Jody’s first computer was a Commodore 64, so he remembers having to use a code wheel to play Pool of Radiance. A former music journalist who interviewed everyone from Giorgio Moroder to Trent Reznor, Jody also co-hosted Australia’s first radio show about videogames, Zed Games. He’s written for Rock Paper Shotgun, The Big Issue, GamesRadar, Zam, Glixel, Five Out of Ten Magazine, and Playboy.com, whose cheques with the bunny logo made for fun conversations at the bank.
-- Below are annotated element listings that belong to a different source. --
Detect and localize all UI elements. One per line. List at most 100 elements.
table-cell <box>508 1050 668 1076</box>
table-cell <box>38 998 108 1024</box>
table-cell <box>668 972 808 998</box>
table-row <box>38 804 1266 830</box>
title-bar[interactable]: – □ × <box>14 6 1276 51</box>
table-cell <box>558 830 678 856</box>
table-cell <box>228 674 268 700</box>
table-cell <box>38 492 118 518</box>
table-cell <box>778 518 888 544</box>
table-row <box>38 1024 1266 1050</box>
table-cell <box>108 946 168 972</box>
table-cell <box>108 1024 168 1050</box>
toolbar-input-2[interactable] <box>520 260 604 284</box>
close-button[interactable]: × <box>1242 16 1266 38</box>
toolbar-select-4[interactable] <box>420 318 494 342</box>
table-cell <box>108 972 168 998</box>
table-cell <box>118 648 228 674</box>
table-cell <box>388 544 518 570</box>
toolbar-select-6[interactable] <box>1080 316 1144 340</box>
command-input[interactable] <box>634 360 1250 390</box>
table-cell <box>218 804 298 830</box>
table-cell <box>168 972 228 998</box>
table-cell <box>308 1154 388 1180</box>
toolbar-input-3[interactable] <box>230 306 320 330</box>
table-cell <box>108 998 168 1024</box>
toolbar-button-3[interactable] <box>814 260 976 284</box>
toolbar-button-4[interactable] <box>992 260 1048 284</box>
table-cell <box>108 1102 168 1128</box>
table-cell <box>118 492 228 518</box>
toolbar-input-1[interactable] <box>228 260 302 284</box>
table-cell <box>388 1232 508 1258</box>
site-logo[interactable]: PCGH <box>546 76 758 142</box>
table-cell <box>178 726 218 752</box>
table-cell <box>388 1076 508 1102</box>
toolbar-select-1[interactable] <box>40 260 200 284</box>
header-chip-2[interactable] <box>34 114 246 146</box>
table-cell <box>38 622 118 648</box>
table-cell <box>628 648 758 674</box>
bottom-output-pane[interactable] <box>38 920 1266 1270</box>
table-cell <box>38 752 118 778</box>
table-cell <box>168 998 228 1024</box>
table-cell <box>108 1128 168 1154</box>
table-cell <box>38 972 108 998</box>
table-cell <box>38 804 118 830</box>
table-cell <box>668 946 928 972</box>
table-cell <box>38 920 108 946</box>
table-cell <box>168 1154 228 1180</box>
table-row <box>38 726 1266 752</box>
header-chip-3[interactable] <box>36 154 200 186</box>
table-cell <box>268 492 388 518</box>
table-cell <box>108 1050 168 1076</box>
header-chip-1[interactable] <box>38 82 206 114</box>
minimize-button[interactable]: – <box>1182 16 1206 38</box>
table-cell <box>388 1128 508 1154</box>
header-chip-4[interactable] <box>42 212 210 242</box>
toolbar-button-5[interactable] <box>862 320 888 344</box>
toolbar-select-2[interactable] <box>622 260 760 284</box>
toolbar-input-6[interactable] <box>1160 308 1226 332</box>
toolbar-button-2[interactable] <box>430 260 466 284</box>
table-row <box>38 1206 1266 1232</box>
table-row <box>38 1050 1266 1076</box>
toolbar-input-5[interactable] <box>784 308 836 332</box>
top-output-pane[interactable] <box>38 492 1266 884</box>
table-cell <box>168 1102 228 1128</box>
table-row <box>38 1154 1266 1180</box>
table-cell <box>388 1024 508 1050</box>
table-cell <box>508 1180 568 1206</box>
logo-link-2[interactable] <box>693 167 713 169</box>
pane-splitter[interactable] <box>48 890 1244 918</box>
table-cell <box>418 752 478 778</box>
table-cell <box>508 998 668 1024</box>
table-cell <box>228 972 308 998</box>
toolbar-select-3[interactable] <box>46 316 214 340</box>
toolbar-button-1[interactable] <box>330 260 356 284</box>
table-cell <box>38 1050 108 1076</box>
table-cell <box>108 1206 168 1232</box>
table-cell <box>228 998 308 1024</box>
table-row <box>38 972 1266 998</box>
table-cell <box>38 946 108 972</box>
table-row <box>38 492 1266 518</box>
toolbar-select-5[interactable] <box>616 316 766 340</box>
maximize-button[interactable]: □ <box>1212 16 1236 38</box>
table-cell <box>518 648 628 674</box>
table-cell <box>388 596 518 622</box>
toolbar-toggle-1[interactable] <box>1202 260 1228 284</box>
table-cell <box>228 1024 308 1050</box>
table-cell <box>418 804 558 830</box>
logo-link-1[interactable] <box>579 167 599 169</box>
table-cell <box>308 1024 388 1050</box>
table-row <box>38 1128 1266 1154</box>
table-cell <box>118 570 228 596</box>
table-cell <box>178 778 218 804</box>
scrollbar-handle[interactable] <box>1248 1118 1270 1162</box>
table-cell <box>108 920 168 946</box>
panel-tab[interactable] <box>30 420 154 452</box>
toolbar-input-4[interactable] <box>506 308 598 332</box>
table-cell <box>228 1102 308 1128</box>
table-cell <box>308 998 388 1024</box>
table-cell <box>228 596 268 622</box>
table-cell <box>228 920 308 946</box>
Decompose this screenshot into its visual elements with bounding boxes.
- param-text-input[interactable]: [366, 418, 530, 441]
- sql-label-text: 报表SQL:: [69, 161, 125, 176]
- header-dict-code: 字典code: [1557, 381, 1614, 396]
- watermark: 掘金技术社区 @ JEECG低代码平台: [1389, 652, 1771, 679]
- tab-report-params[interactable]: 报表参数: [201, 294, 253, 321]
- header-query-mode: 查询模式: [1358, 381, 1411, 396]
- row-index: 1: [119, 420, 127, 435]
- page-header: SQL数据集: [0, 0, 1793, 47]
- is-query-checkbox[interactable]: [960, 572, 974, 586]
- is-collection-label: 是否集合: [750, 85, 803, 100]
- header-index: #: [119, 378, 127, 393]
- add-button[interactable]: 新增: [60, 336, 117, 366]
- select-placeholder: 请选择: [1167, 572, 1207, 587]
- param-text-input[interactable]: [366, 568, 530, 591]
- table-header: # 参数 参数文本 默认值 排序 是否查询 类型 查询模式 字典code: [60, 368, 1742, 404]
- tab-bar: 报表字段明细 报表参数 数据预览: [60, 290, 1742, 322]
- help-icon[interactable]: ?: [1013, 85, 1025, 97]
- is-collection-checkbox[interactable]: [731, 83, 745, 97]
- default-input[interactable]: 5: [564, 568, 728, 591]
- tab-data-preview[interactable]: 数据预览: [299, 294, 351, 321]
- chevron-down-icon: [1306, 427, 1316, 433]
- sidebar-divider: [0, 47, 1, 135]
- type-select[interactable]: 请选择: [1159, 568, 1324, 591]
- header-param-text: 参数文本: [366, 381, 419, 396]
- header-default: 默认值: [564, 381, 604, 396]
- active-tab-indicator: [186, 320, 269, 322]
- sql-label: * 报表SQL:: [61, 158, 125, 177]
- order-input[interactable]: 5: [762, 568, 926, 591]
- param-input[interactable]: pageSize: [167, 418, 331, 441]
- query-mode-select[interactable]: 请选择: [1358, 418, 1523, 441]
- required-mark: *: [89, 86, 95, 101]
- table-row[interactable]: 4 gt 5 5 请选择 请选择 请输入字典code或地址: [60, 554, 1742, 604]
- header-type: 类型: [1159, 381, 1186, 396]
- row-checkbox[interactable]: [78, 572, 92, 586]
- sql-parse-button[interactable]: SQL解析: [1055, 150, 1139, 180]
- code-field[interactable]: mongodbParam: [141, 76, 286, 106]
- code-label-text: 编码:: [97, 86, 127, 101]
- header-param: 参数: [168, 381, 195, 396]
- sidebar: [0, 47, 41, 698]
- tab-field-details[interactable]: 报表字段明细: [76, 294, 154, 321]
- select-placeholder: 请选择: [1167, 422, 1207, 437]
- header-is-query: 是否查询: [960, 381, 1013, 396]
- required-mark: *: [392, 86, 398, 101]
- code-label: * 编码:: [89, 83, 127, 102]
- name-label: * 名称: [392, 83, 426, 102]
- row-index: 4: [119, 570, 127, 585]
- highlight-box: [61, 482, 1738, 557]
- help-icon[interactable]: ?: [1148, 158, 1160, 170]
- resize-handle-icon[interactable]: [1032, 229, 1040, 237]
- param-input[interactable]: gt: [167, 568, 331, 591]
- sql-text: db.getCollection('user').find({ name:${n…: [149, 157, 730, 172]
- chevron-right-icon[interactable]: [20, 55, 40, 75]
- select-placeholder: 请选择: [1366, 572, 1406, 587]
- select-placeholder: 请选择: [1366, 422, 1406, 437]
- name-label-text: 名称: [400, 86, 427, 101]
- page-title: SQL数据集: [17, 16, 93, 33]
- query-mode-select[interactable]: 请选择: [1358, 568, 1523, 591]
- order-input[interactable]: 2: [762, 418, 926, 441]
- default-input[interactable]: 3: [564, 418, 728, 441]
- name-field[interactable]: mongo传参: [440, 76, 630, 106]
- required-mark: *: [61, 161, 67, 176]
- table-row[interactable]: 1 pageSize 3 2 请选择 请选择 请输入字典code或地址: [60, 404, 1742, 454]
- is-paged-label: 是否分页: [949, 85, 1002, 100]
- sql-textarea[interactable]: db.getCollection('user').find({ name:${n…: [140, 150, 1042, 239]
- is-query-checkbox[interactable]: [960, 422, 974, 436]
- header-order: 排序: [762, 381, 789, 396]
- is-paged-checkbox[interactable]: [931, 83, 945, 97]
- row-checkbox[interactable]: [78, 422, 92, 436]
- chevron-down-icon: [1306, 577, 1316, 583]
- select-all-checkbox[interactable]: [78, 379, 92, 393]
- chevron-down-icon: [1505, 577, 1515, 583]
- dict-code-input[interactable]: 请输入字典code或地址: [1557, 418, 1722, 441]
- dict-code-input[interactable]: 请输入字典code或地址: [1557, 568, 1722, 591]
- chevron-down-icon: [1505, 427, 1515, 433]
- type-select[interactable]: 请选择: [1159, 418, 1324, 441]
Jody’s first article for PC Gamer was about the audio of Alien Isolation, published in 2015. Jody edited PC Gamer Indie from 2017 to 2018, and he eventually lived up to his promise to play every Warhammer videogame.
Why This Matters
This development may influence user expectations, future product strategy, and the competitive balance inside the broader technology industry.
Companies in adjacent segments often react quickly to similar moves, which is why stories like this tend to matter beyond a single announcement.
Looking Ahead
The full impact will become clearer over time, but the story already highlights how quickly the modern tech landscape can evolve.
Observers will continue tracking the next steps and how they affect products, users, and the wider market.